Published online Dec 7, 2018. doi: 10.3748/wjg.v24.i45.5131
Peer-review started: September 27, 2018
First decision: October 14, 2018
Revised: October 20, 2018
Accepted: November 9, 2018
Article in press: November 9, 2018
Published online: December 7, 2018
Severe acute pancreatitis (SAP) is a highly lethal disease with limited therapeutic options and is characterized by a critical systemic inflammatory response. Pancreatitis-associated ascitic fluids (PAAF) play an important role in the pathogenesis of SAP because of the pro-inflammatory mediators the PAAF contain. Our previous studies suggested that APD ameliorates SAP by removing the PAAF. However, the mechanism underlying the success of APD treatment remains poorly understood. In the present study, we aimed to explore the possible mechanism by which APD ameliorates SAP.
The key issue in treating SAP is to control the activated inflammatory cascade and restore immune homeostasis. Peritoneal macrophages (PMs), crucial inflammatory cells in the abdominal cavity, are implicated in the initiation and progression of SAP in the early stage, and the function of PMs is regulated by the PAAF. In this study, we found that APD treatment exerts anti-inflammatory effects by regulating the M2 polarization of PMs, providing novel insights into the mechanisms underlying the therapeutic effect of APD.

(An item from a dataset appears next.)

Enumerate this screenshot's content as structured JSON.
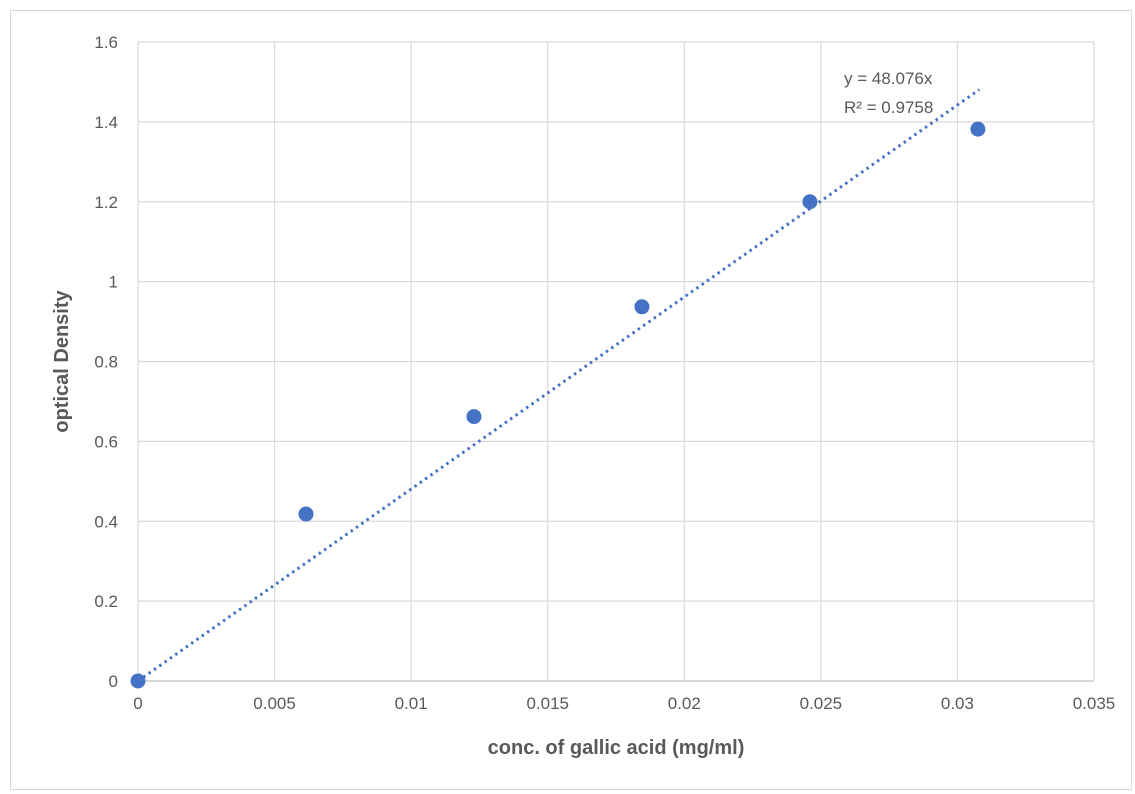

The aim of this study was to determine the polarization phenotypes of PMs and the corresponding inflammatory responses in a rat model of SAP following APD treatment and to explore the possible mechanism by which APD treatment ameliorates SAP.
The effect of APD on the polarization response of PMs was determined in an SAP rat model induced by 5% Na-taurocholate retrograde injection and in a peritoneal inflammatory environment simulated by adding peritoneal lavage to culture medium in vitro. HE staining and measurement of the levels of amylase, lipase, and inflammatory mediators were performed. The M1/M2 phenotype ratio of PMs was identified by flow cytometry and RT-PCR. The distribution of macrophages and their protein expression in the pancreas were determined by immunofluorescence staining and Western blot.
APD treatment ameliorates SAP by significantly reducing the pathological scores and the levels of amylase, lipase, tumor necrosis factor-α, and interleukin (IL)-1β. Importantly, APD treatment polarizes PMs towards the M2 phenotype and increases the anti-inflammatory mediators IL-4 and IL-10 in the peritoneal lavage. Furthermore, PMs exhibited a trend towards the M2 phenotype in a simulated peritoneal inflammatory environment in vitro. Finally, APD treatment increased the number of M2 macrophages and upregulated the expression of the anti-inflammatory protein Arg-1 in the pancreas of SAP rats.
APD treatment exerts anti-inflammatory effects by regulating the M2 polarization of PMs, providing novel insights into the mechanisms underlying its therapeutic effect.
Our study provided evidence for the first time that APD ameliorates inflammation in rats with SAP by regulating PM M2 polarization. However, solid evidence that APD polarizes PMs to the M2 phenotype and the underlying molecular mechanism still need to be explored. Furthermore, future research should focus on the effect of M2 macrophages on immune homeostasis restoration and tissue repair in the injured pancreas.